Schwarz-weiß-Foto mit drei Frauen in Sommerkleidern, die gemeinsam nähen und in die Kamera lächeln, Kegham Djeghalians Fotos zeigen Gaza vor 80 Jahren
Alle Fotos mit freundlicher Genehmigung von Kegham Djeghalian, sofern nicht anders angegeben
Menschen

Diese Fotos zeigen Gaza, wie du es noch nie gesehen hast

In den 1940ern eröffnete Kegham Djeghalian das erste Fotostudio in Gaza-Stadt. Seine Bilder zeigen ein Leben vor den Kriegen.
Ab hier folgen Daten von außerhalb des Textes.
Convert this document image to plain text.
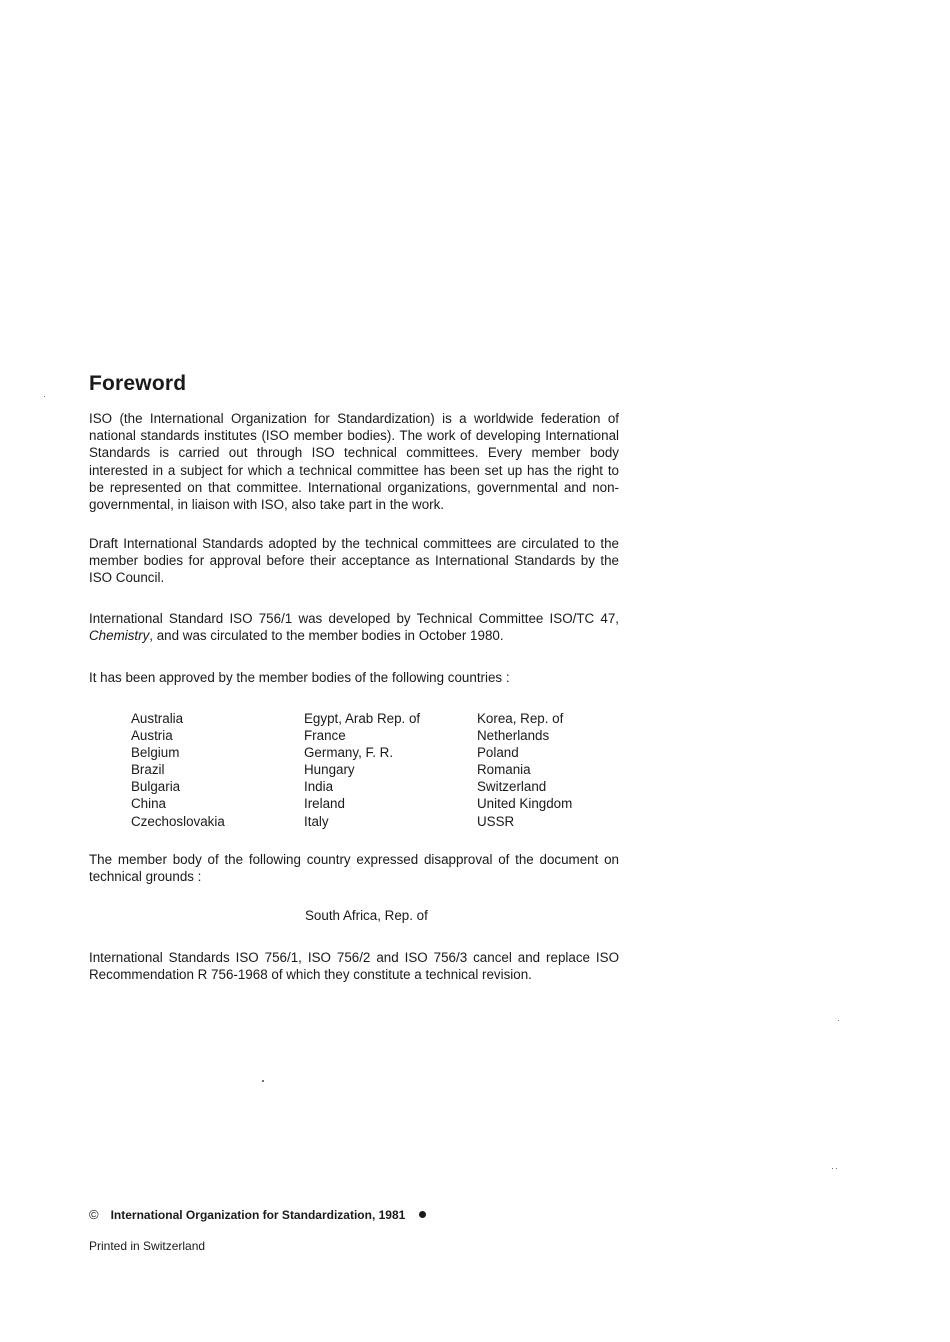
Foreword

ISO (the International Organization for Standardization) is a worldwide federation of national standards institutes (ISO member bodies). The work of developing International Standards is carried out through ISO technical committees. Every member body interested in a subject for which a technical committee has been set up has the right to be represented on that committee. International organizations, governmental and non-governmental, in liaison with ISO, also take part in the work.

Draft International Standards adopted by the technical committees are circulated to the member bodies for approval before their acceptance as International Standards by the ISO Council.

International Standard ISO 756/1 was developed by Technical Committee ISO/TC 47, Chemistry, and was circulated to the member bodies in October 1980.

It has been approved by the member bodies of the following countries :

Australia
Austria
Belgium
Brazil
Bulgaria
China
Czechoslovakia
Egypt, Arab Rep. of
France
Germany, F. R.
Hungary
India
Ireland
Italy
Korea, Rep. of
Netherlands
Poland
Romania
Switzerland
United Kingdom
USSR

The member body of the following country expressed disapproval of the document on technical grounds :

South Africa, Rep. of

International Standards ISO 756/1, ISO 756/2 and ISO 756/3 cancel and replace ISO Recommendation R 756-1968 of which they constitute a technical revision.

© International Organization for Standardization, 1981

Printed in Switzerland
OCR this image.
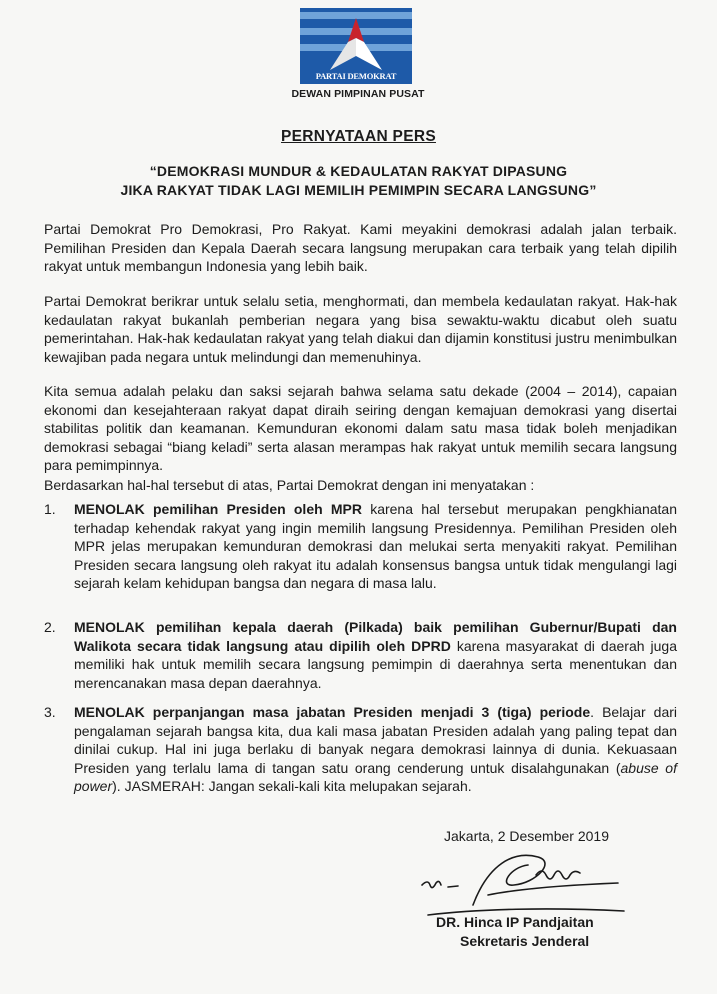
PARTAI DEMOKRAT
DEWAN PIMPINAN PUSAT
PERNYATAAN PERS
“DEMOKRASI MUNDUR & KEDAULATAN RAKYAT DIPASUNG
JIKA RAKYAT TIDAK LAGI MEMILIH PEMIMPIN SECARA LANGSUNG”

Partai Demokrat Pro Demokrasi, Pro Rakyat. Kami meyakini demokrasi adalah jalan terbaik. Pemilihan Presiden dan Kepala Daerah secara langsung merupakan cara terbaik yang telah dipilih rakyat untuk membangun Indonesia yang lebih baik.

Partai Demokrat berikrar untuk selalu setia, menghormati, dan membela kedaulatan rakyat. Hak-hak kedaulatan rakyat bukanlah pemberian negara yang bisa sewaktu-waktu dicabut oleh suatu pemerintahan. Hak-hak kedaulatan rakyat yang telah diakui dan dijamin konstitusi justru menimbulkan kewajiban pada negara untuk melindungi dan memenuhinya.

Kita semua adalah pelaku dan saksi sejarah bahwa selama satu dekade (2004 – 2014), capaian ekonomi dan kesejahteraan rakyat dapat diraih seiring dengan kemajuan demokrasi yang disertai stabilitas politik dan keamanan. Kemunduran ekonomi dalam satu masa tidak boleh menjadikan demokrasi sebagai “biang keladi” serta alasan merampas hak rakyat untuk memilih secara langsung para pemimpinnya.

Berdasarkan hal-hal tersebut di atas, Partai Demokrat dengan ini menyatakan :
1.	MENOLAK pemilihan Presiden oleh MPR karena hal tersebut merupakan pengkhianatan terhadap kehendak rakyat yang ingin memilih langsung Presidennya. Pemilihan Presiden oleh MPR jelas merupakan kemunduran demokrasi dan melukai serta menyakiti rakyat. Pemilihan Presiden secara langsung oleh rakyat itu adalah konsensus bangsa untuk tidak mengulangi lagi sejarah kelam kehidupan bangsa dan negara di masa lalu.
2.	MENOLAK pemilihan kepala daerah (Pilkada) baik pemilihan Gubernur/Bupati dan Walikota secara tidak langsung atau dipilih oleh DPRD karena masyarakat di daerah juga memiliki hak untuk memilih secara langsung pemimpin di daerahnya serta menentukan dan merencanakan masa depan daerahnya.
3.	MENOLAK perpanjangan masa jabatan Presiden menjadi 3 (tiga) periode. Belajar dari pengalaman sejarah bangsa kita, dua kali masa jabatan Presiden adalah yang paling tepat dan dinilai cukup. Hal ini juga berlaku di banyak negara demokrasi lainnya di dunia. Kekuasaan Presiden yang terlalu lama di tangan satu orang cenderung untuk disalahgunakan (abuse of power). JASMERAH: Jangan sekali-kali kita melupakan sejarah.
Jakarta, 2 Desember 2019
DR. Hinca IP Pandjaitan
Sekretaris Jenderal
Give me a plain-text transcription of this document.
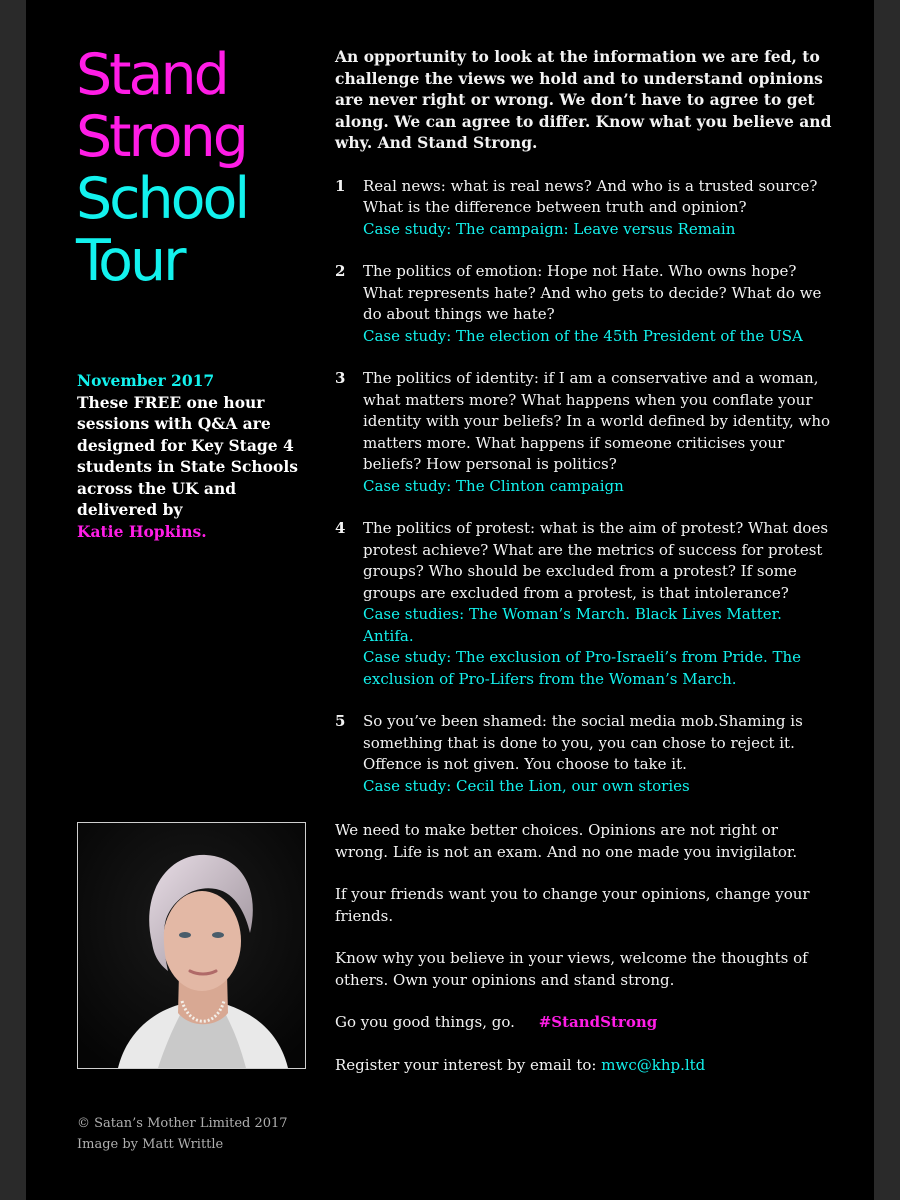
Stand
Strong
School
Tour
November 2017
These FREE one hour sessions with Q&A are designed for Key Stage 4 students in State Schools across the UK and delivered by
Katie Hopkins.
© Satan’s Mother Limited 2017
Image by Matt Writtle

An opportunity to look at the information we are fed, to challenge the views we hold and to understand opinions are never right or wrong. We don’t have to agree to get along. We can agree to differ. Know what you believe and why. And Stand Strong.

1 Real news: what is real news? And who is a trusted source? What is the difference between truth and opinion?
Case study: The campaign: Leave versus Remain
2 The politics of emotion: Hope not Hate. Who owns hope? What represents hate? And who gets to decide? What do we do about things we hate?
Case study: The election of the 45th President of the USA
3 The politics of identity: if I am a conservative and a woman, what matters more? What happens when you conflate your identity with your beliefs? In a world defined by identity, who matters more. What happens if someone criticises your beliefs? How personal is politics?
Case study: The Clinton campaign
4 The politics of protest: what is the aim of protest? What does protest achieve? What are the metrics of success for protest groups? Who should be excluded from a protest? If some groups are excluded from a protest, is that intolerance?
Case studies: The Woman’s March. Black Lives Matter. Antifa.
Case study: The exclusion of Pro-Israeli’s from Pride. The exclusion of Pro-Lifers from the Woman’s March.
5 So you’ve been shamed: the social media mob.Shaming is something that is done to you, you can chose to reject it. Offence is not given. You choose to take it.
Case study: Cecil the Lion, our own stories

We need to make better choices. Opinions are not right or wrong. Life is not an exam. And no one made you invigilator.

If your friends want you to change your opinions, change your friends.

Know why you believe in your views, welcome the thoughts of others. Own your opinions and stand strong.

Go you good things, go. #StandStrong

Register your interest by email to: mwc@khp.ltd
Das Heilige Land ist seit 1.700 Jahren auch Heimat einer kleinen armenischen Gemeinschaft. Im vierten Jahrhundert pilgerten armenische Christen und Mönche nach Jerusalem und ließen sich dort nieder. Mit der Zeit entstand so ein armenisches Viertel in der Jerusalemer Altstadt. Die Gemeinschaft, bis dahin überwiegend Geistliche, wuchs in der ersten Hälfte des 20. Jahrhunderts stark. Vor dem Völkermord an der armenischen Bevölkerung zwischen 1915 und 1923 in der heutigen Türkei flohen viele auch nach Jerusalem.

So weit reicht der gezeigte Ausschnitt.